When he said it, it made me think about my grandmother, who said to me that the Pope is the king of the Jews. She lived back in Duluth on the top floor of a duplex on 5th Street. From a window in the back room you could see Lake Superior, ominous and foreboding, iron bulk freighters and barges off in the distance, the sound of foghorns to the right and left. My grandmother had only one leg and had been a seamstress. Sometimes on weekends my parents would drive down from Iron Range to Duluth and drop me off at her place for a couple of days. She was a dark lady, smoked a pipe.

The other side of my family was more light-skinned and fair. My grandmother's voice possessed a haunting accent—face always set in a half-despairing expression. Life for her hadn't been easy. She'd come to America from Odessa, a seaport town in southern Russia. It was a town not unlike Duluth, the same kind of temperament, climate and landscape and right on the edge of a big body of water.

Originally, she'd come from Turkey, sailed from Trabzon, a port town, across the Black Sea—the sea that the ancient Greeks called the Euxine—the one that Lord Byron wrote about in Don Juan. Her family was from Kagizman[2], a town in Turkey near the Armenian border, and the family name had been Kirghiz. My grandfather's parents had also come from that same area, where they had been mostly shoemakers and leatherworkers.

My grandmother's ancestors had been from Constantinople. As a teenager, I used to sing the Ritchie Valens song "In a Turkish Town" with the lines in it about the "mystery Turks and the stars above," and it seemed to suit me more than "La Bamba," the song of Ritchie's that everybody else sang and I never knew why. My mother even had a friend names Nellie Turk and I'd grown up with her always around.

There were no Ritchie Valens records up at Ray's place, "Turkish Town" or otherwise. Mostly, it was classical music and jazz bands.


[1] Bob Dylan (b. Robert Allen Zimmerman, May 24, 1941) is an American singer-songwriter, artist and writer. He has been influential in popular music and culture for more than five decades. Much of his most celebrated work dates from the 1960s when his songs chronicled social unrest, although Dylan repudiated suggestions from journalists that he was a spokesman for his generation. Nevertheless, early songs such as "Blowin' in the Wind" and "The Times They Are a-Changin'" became anthems for the American civil rights and anti-war movements. Leaving behind his initial base in the American folk music revival, his six-minute single "Like a Rolling Stone", recorded in 1965, enlarged the range of popular music.

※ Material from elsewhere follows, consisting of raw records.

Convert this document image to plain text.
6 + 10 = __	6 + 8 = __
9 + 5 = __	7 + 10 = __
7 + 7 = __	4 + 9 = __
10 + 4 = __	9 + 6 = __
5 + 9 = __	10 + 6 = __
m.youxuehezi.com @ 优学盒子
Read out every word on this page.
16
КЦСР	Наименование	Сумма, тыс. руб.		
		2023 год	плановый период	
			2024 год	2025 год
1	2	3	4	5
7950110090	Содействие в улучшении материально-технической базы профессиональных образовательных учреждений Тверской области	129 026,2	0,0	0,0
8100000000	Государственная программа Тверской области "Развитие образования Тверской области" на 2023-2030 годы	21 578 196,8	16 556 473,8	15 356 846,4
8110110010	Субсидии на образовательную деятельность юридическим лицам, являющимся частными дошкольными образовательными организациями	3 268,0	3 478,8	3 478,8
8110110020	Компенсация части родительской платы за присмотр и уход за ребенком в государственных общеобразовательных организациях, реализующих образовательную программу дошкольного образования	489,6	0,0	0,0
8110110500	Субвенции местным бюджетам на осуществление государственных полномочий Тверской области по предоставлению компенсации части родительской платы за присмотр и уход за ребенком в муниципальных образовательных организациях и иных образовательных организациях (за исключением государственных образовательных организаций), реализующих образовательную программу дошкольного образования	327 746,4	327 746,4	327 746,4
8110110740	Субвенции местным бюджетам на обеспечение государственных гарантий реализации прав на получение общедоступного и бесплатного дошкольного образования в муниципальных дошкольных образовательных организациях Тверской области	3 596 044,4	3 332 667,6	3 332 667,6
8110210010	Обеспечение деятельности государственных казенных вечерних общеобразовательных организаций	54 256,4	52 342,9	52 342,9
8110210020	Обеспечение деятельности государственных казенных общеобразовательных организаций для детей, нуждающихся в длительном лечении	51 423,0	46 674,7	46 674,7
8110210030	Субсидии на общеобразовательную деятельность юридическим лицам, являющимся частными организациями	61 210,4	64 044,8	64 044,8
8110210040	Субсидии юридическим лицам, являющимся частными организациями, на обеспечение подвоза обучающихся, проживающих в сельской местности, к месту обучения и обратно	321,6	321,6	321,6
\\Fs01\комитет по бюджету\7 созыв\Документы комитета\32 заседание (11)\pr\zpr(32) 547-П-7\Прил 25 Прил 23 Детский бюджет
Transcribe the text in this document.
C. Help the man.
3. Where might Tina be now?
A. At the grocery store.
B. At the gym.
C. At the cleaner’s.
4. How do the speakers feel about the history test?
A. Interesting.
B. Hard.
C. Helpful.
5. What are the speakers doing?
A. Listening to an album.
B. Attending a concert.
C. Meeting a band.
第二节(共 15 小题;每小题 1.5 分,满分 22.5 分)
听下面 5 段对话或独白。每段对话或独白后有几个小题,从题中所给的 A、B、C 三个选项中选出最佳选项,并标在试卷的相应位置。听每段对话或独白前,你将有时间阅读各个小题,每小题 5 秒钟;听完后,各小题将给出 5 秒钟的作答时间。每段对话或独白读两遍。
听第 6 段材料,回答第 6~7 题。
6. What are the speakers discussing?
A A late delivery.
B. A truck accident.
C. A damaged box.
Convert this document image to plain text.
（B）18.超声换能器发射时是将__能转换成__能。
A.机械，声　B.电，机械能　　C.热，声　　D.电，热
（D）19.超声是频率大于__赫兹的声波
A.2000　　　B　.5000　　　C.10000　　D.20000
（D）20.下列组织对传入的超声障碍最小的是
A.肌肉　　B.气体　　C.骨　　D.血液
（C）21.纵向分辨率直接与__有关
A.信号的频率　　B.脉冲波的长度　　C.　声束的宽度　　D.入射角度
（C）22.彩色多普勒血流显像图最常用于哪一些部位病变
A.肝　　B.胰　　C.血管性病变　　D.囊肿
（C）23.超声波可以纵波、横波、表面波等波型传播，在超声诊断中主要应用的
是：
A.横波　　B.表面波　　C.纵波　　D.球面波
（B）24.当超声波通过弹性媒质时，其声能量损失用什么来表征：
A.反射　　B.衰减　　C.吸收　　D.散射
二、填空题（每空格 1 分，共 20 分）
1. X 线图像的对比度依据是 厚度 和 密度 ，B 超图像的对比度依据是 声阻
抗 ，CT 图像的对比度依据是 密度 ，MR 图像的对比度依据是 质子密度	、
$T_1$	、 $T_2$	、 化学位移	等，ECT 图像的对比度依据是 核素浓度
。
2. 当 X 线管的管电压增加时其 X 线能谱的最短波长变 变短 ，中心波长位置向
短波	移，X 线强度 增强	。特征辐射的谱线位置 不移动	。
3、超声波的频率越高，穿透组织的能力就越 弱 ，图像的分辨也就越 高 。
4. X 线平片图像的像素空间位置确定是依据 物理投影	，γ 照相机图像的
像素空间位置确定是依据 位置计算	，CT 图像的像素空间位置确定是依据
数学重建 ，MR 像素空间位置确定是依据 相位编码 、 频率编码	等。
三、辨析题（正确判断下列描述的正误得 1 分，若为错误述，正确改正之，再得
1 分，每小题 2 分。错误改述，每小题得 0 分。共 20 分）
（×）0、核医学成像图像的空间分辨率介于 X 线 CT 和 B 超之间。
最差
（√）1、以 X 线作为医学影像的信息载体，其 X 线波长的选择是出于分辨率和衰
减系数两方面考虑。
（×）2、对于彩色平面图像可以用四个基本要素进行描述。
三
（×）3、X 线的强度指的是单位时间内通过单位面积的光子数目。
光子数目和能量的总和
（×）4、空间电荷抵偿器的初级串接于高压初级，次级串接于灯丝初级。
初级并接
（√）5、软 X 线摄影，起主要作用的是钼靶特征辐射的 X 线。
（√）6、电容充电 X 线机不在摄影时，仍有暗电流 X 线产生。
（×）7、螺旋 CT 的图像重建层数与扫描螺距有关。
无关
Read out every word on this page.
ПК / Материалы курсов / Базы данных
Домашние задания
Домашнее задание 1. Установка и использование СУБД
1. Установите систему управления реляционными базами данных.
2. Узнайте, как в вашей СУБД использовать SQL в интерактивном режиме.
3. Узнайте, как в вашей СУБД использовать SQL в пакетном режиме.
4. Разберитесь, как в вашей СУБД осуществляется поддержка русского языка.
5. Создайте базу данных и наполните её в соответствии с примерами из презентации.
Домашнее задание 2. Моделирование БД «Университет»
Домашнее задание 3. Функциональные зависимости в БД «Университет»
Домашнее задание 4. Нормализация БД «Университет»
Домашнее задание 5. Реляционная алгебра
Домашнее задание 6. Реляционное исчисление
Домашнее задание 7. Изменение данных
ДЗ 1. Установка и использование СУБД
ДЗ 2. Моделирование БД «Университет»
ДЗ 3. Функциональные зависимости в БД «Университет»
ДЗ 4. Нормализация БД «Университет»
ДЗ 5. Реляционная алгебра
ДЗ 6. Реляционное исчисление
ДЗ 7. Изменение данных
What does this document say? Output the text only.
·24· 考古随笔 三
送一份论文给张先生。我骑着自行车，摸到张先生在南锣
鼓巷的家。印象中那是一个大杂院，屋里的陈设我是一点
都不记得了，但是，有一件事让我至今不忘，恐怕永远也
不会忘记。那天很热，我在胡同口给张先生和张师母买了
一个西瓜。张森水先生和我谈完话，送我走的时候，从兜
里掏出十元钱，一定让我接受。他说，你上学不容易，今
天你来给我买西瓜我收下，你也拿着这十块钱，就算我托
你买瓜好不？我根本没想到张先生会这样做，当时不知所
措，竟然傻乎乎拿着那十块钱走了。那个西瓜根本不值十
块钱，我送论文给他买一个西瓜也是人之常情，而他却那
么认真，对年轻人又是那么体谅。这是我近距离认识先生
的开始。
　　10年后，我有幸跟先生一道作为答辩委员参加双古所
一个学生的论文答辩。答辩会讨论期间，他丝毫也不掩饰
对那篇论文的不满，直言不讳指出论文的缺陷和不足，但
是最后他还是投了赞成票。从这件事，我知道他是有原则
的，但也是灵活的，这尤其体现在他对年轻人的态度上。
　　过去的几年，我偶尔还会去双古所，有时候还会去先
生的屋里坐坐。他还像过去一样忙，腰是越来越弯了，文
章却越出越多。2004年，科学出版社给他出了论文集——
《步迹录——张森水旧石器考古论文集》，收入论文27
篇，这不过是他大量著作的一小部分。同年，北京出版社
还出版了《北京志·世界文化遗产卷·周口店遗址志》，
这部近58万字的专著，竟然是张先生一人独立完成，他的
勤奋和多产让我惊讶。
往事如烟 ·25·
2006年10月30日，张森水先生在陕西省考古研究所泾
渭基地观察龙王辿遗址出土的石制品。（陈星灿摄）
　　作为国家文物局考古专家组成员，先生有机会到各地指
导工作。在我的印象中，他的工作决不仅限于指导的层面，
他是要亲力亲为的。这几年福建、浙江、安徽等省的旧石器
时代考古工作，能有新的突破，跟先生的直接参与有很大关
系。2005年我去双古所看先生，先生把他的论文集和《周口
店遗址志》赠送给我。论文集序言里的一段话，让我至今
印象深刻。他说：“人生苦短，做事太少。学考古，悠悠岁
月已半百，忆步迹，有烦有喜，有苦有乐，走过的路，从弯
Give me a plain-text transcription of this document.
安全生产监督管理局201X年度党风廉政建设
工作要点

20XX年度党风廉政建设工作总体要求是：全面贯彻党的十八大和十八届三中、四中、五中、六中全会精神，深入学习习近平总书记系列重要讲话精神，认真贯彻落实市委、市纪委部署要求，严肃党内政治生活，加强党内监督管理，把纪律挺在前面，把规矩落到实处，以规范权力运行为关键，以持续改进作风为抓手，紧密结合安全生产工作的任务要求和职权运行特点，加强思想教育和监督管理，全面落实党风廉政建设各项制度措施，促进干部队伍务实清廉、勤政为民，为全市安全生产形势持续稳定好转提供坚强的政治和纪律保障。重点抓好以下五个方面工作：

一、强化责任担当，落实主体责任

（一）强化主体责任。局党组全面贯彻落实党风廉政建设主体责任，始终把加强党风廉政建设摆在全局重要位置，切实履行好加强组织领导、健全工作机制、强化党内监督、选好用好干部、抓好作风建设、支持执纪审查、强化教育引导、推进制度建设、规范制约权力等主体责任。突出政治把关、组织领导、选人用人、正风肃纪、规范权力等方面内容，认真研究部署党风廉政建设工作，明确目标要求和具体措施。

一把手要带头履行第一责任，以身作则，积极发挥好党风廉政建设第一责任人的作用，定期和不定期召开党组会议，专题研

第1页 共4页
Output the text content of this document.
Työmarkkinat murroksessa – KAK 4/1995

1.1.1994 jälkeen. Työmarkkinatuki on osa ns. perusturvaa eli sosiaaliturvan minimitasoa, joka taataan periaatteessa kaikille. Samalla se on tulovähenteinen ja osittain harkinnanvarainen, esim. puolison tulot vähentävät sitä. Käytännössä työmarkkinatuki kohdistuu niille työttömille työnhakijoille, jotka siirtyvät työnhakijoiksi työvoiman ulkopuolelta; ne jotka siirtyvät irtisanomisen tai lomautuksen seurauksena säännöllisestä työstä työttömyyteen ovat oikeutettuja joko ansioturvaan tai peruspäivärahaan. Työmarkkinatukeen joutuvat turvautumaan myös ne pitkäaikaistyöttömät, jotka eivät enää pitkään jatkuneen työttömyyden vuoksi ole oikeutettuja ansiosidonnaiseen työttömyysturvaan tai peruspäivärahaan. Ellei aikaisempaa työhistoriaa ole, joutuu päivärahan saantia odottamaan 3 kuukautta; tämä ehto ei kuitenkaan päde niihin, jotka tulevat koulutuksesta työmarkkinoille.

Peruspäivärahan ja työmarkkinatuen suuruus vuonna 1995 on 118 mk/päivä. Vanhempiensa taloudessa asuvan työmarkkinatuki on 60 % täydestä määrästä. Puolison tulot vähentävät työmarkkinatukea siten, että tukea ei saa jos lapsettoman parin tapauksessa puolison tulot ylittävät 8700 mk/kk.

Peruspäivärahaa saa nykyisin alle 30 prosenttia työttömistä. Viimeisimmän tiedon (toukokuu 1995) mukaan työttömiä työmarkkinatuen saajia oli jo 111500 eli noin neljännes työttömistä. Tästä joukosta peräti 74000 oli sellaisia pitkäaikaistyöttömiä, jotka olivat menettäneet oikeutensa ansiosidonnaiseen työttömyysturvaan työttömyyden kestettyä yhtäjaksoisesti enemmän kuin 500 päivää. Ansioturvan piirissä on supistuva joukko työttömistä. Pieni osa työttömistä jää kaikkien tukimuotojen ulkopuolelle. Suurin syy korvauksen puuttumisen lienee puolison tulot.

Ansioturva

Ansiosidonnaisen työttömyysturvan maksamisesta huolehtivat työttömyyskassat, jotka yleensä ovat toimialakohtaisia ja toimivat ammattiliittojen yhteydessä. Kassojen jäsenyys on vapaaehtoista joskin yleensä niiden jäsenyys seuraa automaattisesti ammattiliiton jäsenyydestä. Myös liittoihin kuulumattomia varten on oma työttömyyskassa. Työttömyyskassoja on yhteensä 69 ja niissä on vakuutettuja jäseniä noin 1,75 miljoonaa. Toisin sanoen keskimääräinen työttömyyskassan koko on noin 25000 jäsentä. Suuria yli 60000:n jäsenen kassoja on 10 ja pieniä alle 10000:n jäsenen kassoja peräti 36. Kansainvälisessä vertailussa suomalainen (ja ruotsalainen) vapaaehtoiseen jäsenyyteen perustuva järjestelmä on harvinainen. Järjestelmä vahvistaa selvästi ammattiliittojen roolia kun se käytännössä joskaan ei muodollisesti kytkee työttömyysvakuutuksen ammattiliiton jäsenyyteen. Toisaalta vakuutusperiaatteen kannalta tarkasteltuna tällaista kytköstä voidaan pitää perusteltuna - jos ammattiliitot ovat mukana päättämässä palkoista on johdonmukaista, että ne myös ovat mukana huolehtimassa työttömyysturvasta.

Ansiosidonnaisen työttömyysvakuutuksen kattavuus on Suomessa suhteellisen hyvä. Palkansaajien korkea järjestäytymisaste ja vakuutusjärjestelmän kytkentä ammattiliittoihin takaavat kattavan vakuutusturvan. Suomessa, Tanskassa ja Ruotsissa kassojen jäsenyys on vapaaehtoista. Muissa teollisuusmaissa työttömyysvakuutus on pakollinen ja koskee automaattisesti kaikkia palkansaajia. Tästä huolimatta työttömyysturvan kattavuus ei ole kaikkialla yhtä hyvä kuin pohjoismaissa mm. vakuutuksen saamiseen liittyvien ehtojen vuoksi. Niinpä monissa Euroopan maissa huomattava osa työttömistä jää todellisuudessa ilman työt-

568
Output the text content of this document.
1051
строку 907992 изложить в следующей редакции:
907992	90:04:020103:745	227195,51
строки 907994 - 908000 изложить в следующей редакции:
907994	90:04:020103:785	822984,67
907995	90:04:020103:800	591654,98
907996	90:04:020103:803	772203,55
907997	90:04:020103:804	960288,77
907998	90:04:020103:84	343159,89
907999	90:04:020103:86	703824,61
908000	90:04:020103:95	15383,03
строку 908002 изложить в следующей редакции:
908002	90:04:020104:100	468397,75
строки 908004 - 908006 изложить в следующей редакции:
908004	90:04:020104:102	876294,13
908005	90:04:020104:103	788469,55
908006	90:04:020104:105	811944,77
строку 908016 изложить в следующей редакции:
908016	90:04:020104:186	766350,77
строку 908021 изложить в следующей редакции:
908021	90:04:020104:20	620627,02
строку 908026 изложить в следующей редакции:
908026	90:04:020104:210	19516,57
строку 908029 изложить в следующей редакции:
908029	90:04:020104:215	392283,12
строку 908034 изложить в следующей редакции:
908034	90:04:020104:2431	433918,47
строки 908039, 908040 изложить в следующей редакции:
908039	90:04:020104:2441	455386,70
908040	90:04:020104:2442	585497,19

Dylan's mid-1960s recordings, backed by rock musicians, reached the top end of the United States music charts while also attracting denunciation and criticism from others in the folk movement. Dylan's lyrics have incorporated various political, social, philosophical, and literary influences. They defied existing pop music conventions and appealed to the burgeoning counterculture. Initially inspired by the performances of Little Richard and the songwriting of Woody Guthrie, Robert Johnson, and Hank Williams, Dylan has amplified and personalized musical genres. His recording career, spanning more than 50 years, has explored the traditions in American song—from folk, blues, and country to gospel, rock and roll, and rockabilly to English, Scottish, and Irish folk music, embracing even jazz and the Great American Songbook. Dylan performs with guitar, keyboards, and harmonica. Backed by a changing lineup of musicians, he has toured steadily since the late 1980s on what has been dubbed the Never Ending Tour. His accomplishments as a recording artist and performer have been central to his career, but songwriting is considered his greatest contribution. Since 1994, Dylan has published six books of drawings and paintings, and his work has been exhibited in major art galleries. 

 [2] Kağızman | Ottoman Turkish: قاغزمان‎, Armenian: Կաղզվան, Kaghzvan[*],is a town and district of Kars Province in the Eastern Anatolia region of Turkey.  

[*] Hakobyan, Tadevos (1987). Պատմական Հայաստանի քաղաքները (Cites of historic Armenia) (in Armenian). Yerevan: "Hayastan" Publishing. p. 149.